Les grandes banques centrales se sont jusqu’à présent principalement concentrées sur la réduction de l’inflation tout en évitant une (profonde) récession, mais l’effondrement de la banque américaine constitue un moment complètement nouveau qui complique encore leur vie. Il est désormais clair que l’augmentation des taux d’intérêt peut déclencher non seulement une récession mais aussi une grave instabilité financière.
En l’absence d’informations officielles sur la question de savoir si le Conseil des gouverneurs de la Banque centrale européenne (BCE) s’en tiendra à sa décision précédente de maîtriser l’inflation en augmentant les taux d’intérêt de 0,5 point de pourcentage lors de la réunion de ce jeudi, les paris des investisseurs vont dans la direction opposée. Ils ont rappelé la déclaration faite par la présidente de la BCE, Christine Lagarde, début février, lorsque le taux d’intérêt avait également été augmenté de 0,5 point de pourcentage, que l’intention de la BCE lors de la réunion de mars est de le faire à nouveau, ajoutant qu’elle ne peut pas ‘imaginer de scénarios, à moins qu’ils ne soient assez extrêmes, dans lesquels cela ne se produirait pas’.

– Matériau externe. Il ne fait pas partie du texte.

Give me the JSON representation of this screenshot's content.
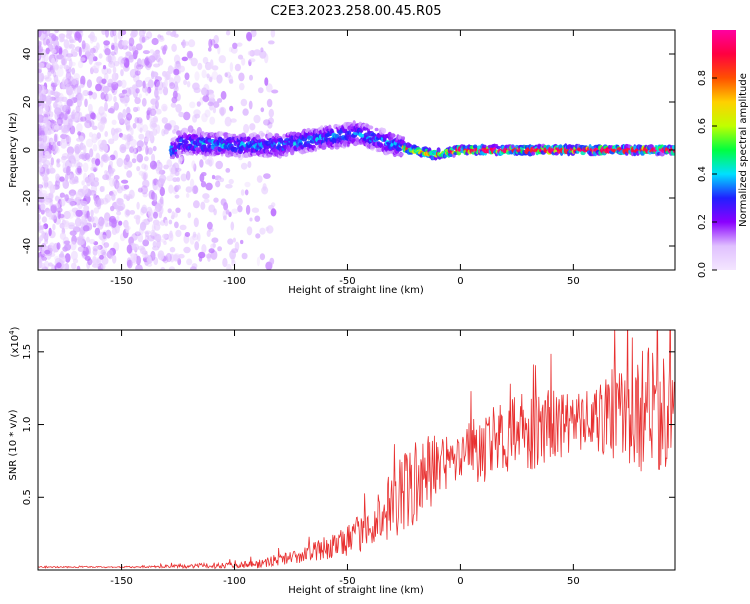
{
  "title": "C2E3.2023.258.00.45.R05",
  "chart_data": [
    {
      "type": "heatmap",
      "xlabel": "Height of straight line (km)",
      "ylabel": "Frequency (Hz)",
      "xlim": [
        -187,
        95
      ],
      "ylim": [
        -50,
        50
      ],
      "xticks": [
        -150,
        -100,
        -50,
        0,
        50
      ],
      "yticks": [
        -40,
        -20,
        0,
        20,
        40
      ],
      "colorbar": {
        "label": "Normalized spectral amplitude",
        "range": [
          0,
          1
        ],
        "ticks": [
          "0.0",
          "0.2",
          "0.4",
          "0.6",
          "0.8"
        ],
        "stops": [
          "#f4e6ff",
          "#e0c0ff",
          "#8a00ff",
          "#2020ff",
          "#00e0ff",
          "#00ff40",
          "#c0ff00",
          "#ffd000",
          "#ff5000",
          "#ff0040",
          "#ff00a0"
        ]
      },
      "ridge": [
        {
          "x": -125,
          "y": 3
        },
        {
          "x": -100,
          "y": 2
        },
        {
          "x": -80,
          "y": 2
        },
        {
          "x": -60,
          "y": 5
        },
        {
          "x": -45,
          "y": 7
        },
        {
          "x": -35,
          "y": 4
        },
        {
          "x": -25,
          "y": 1
        },
        {
          "x": -12,
          "y": -2
        },
        {
          "x": 0,
          "y": 0
        },
        {
          "x": 95,
          "y": 0
        }
      ],
      "grid": false
    },
    {
      "type": "line",
      "xlabel": "Height of straight line (km)",
      "ylabel": "SNR (10 * v/v)",
      "yscale_label": "(x10",
      "yscale_exp": "4",
      "yscale_close": ")",
      "xlim": [
        -187,
        95
      ],
      "ylim": [
        0,
        1.65
      ],
      "xticks": [
        -150,
        -100,
        -50,
        0,
        50
      ],
      "yticks": [
        "0.5",
        "1.0",
        "1.5"
      ],
      "ytick_values": [
        0.5,
        1.0,
        1.5
      ],
      "series": [
        {
          "color": "#e83030",
          "x": [
            -187,
            -170,
            -150,
            -130,
            -110,
            -100,
            -90,
            -80,
            -70,
            -60,
            -50,
            -40,
            -30,
            -20,
            -10,
            0,
            10,
            20,
            30,
            40,
            50,
            60,
            70,
            80,
            90,
            95
          ],
          "y": [
            0.02,
            0.02,
            0.02,
            0.025,
            0.03,
            0.035,
            0.04,
            0.07,
            0.1,
            0.15,
            0.2,
            0.3,
            0.45,
            0.6,
            0.7,
            0.8,
            0.85,
            0.9,
            0.95,
            1.0,
            1.0,
            1.05,
            1.05,
            1.1,
            1.1,
            1.1
          ],
          "amplitude": [
            0.005,
            0.005,
            0.005,
            0.01,
            0.02,
            0.02,
            0.03,
            0.04,
            0.05,
            0.08,
            0.1,
            0.15,
            0.25,
            0.3,
            0.25,
            0.2,
            0.25,
            0.25,
            0.3,
            0.25,
            0.2,
            0.25,
            0.3,
            0.45,
            0.45,
            0.45
          ]
        }
      ],
      "grid": false
    }
  ]
}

L’effondrement rapide et soudain de la Silicon Valley Bank (SVB) américaine la semaine dernière pourrait certainement correspondre à cette description. En ce qui concerne la FED américaine, les analystes estiment qu’il est plus ou moins déjà assez probable qu’elle reporte sa décision d’augmenter les taux d’intérêt de 0,5 point de pourcentage, annoncée pour jeudi prochain, de quelques semaines ou du moins qu’elle la modifie pour une augmentation de 0,25 point de pourcentage.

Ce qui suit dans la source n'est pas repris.